Schonvermögen / Altersvorsorge: Berechnung der Berufsjahre

  • Liebe Alle,


    da ich mich immer mehr in das Thema Elternunterhalt reinhänge, hier eine weitere Frage, zu der ich gerne eure Meinungen hören würde:

    Grds. erlaubt der BGH nach Rechtsprechung dem UHP die zusätzliche Altersvorsorge i.H.v. 5 Prozent des Bruttolohns. Wie werden denn Berufsjahre definiert? Zählt die Berufsausbildung mit? Zeiten während des Studiums, in denen man als Minijobber angestellt war? Ich habe auch gelesen, dass von 35 Berufsjahren gesamt ausgegangen werden kann.


    Danke und Grüße

  • Ich habe auch gelesen, dass von 35 Berufsjahren gesamt ausgegangen werden kann.

    Dies ist nur eine Beispielrechnung, was in 35 Jahren angesammelt werden könnte


    Das OLG Düsseldorf hat sich in seinem Urteil vom 21.06.2012 - II-9 UF 190/11 auf die Rechtsprechung des BGH bezogen und festgestellt:


    "Der Antragsgegner hat insoweit auf der Grundlage eines Jahresbruttoeinkommens in Höhe von 56.000,00 €, das er vor seiner Altersteilzeit erzielt habe, und eines Berufslebens von 43 Jahren seit dem 18. Lebensjahr bei Anlage eines Anteils von jeweils 5% und einer Verzinsung von 4% ein Schonvermögen von insgesamt 308.000,00 € errechnet, das unangetastet bleiben müsse. Es kann dahin stehen, ob dieser Berechnung im einzelnen zu folgen ist, ob also der Antragsgegner vor seiner Altersteilzeit tatsächlich ein Jahresbruttoeinkommen in Höhe von 56.000,00 € erzielt hat, ob er seit seinem 18. Lebensjahr berufstätig ist und ob das Schonvermögen auf der Grundlage des zuletzt erzielten Bruttoeinkommens - berechnet auf das gesamte Berufsleben - oder auf der Grundlage des während des Berufslebens tatsächlich jeweils erzielten Bruttoeinkommens zu ermitteln ist. Der Senat lässt auch die Frage offen, ob die Berechnung des Schonvermögens auf der Grundlage von 5% des während des gesamten Berufslebens erzielten Bruttoeinkommens, verzinst mit 4%, ab dem Zeitpunkt nicht mehr in Betracht kommt, zu dem der Unterhaltspflichtige unbelastetes Grundeigentum erworben hat, das ihm ab diesem Zeitpunkt und daher auch im Alter Mietkosten erspart"

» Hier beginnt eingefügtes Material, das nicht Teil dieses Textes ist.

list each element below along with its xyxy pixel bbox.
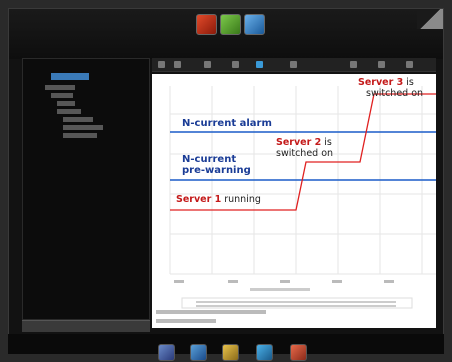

    Für mich war immer klar, ab 18. Lebensjahr und unabhängig was in der Vergangenheit passiert ist und das letzte Jahresbrutto die Basis bildet


  • das OLG Nürnberg hat sich auf die Zeit der gesamten Berufstätigkeit bezogen, es waren insgesamt 40 Jahre, auch das wurde vom BGH bestätigt


    jeder Fall ist bekanntlich ein Einzelfall und somit nur bedingt übertragbar, wir haben alle unterschiedliche Erwerbsbiografien

  • Ich kann mir nicht vorstellen, dass immer ab dem 18 Lebensjahr gerechnet wird. Das wäre ja geradezu paradox, wenn man sein Leben lang nicht gearbeitet hat nur das letzte Jahr vor der Rente mit einem Jahresbrutto von 50 000.


    Interessant wäre wirklich, wie z.B. Studienzeit oder Teilzeitjob im Studium, Arbeitslosenzeit oder Teilzeitjobs generell gewertet werden.

  • Grds. erlaubt der BGH nach Rechtsprechung dem UHP die zusätzliche Altersvorsorge i.H.v. 5 Prozent des Bruttolohns.

    Die Ursache für das Zugeständnis 5% zusätzlich zu der gesetzlichen Rente zu sparen war die Rentenreform von 2001, die ja erhebliche Einschnitte in Bezug auf die Rentenhöhe brachte. Die 5% sollten das kompensieren., was sie m.E. nicht tun.


    Wichtig sind diese 5% m.E. vor allem für die Abzugsfähigkeit der Sparraten zur Bereinigung des Einkommens, nicht so sehr für das zu belassene AVV.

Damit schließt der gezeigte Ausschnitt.